这些事情,本身就是公事。王琳跟自己没仇恨,高伯逸跟自己亦是没有私仇,那么到底在生气个什么呢?
有句话叫公事公办,一个人的身份,并不是单一的。在家庭里,他是儿子亦是父亲,身份是家庭成员,在家就要说家里的话,做家里的事情,不能把外面那一**进家里来。
反过来说,到了外面,该行走的行走,该做事的做事,在商言商,锱铢必较,这都是应有之意。到底有什么好生气的呢?
如果硬是要说有什么生气的话,那就是他现在还不太适应身份的转变。
以前高伯逸虽然在高洋身边行走,看起来权力不小,实际上,他被撸掉,只需要高洋一句话而已。

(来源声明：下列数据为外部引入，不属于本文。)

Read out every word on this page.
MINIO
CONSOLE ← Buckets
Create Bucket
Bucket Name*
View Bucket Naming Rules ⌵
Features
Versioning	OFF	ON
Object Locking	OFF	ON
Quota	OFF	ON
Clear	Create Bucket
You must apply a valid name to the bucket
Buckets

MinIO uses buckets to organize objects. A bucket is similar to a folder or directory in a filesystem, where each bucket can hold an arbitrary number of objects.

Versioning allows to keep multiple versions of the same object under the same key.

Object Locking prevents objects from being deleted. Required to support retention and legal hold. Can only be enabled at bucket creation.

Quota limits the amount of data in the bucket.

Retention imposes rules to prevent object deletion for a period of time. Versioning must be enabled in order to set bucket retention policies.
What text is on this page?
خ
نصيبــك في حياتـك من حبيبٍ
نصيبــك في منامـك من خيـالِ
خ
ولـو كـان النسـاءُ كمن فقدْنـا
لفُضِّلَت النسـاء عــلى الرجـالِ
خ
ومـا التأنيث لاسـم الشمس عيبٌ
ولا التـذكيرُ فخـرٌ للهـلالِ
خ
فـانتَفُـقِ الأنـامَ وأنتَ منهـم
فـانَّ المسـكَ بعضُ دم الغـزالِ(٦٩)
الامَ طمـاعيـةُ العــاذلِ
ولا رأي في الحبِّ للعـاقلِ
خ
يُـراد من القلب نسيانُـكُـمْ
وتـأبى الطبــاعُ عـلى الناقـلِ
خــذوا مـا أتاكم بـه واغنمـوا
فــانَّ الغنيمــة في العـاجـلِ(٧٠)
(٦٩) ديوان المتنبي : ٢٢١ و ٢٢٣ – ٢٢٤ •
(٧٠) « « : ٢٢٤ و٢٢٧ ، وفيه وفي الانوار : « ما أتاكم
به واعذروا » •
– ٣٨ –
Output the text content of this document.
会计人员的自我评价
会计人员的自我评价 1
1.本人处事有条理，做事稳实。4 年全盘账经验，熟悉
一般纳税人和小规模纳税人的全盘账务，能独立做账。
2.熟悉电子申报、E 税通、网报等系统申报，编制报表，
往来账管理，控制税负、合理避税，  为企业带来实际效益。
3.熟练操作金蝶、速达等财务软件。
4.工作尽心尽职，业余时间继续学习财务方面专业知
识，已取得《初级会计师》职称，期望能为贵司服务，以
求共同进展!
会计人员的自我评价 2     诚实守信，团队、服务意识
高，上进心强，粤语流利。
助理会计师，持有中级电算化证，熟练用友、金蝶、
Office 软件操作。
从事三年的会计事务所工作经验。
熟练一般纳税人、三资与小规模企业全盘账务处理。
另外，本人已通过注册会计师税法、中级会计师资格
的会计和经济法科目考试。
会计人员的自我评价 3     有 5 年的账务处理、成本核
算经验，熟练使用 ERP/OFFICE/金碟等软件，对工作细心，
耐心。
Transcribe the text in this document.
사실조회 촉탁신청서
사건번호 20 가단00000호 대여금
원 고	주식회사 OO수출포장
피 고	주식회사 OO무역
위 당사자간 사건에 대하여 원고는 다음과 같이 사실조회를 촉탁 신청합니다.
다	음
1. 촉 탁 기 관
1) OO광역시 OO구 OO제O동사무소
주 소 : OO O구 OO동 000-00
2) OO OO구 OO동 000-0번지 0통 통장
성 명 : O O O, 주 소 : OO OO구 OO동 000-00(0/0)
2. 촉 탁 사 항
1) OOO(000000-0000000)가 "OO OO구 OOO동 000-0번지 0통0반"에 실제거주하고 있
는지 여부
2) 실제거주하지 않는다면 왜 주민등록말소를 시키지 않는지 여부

那时候高洋对杨愔却是相当尊重的,怎么说呢,你只有在自己最信任的人面前,才会肆无忌惮。别看高洋老是捉弄辱骂杨愔,实际上,则是把执政大权交给了他。
无论从哪个角度看,杨愔的地位,在很长很长时间里,是绝对凌驾于高伯逸之上的。但是现在,无法掌控军队的杨愔,不可避免的大权旁落。
说心中没想法,那是不可能的,只不过没什么办法罢了,不然还能怎么样呢?
“听说邺南城开了个说书的茶馆,我们去那边听听书,喝喝茶,如何?”
高伯逸指了指离自己不远的那辆犊车。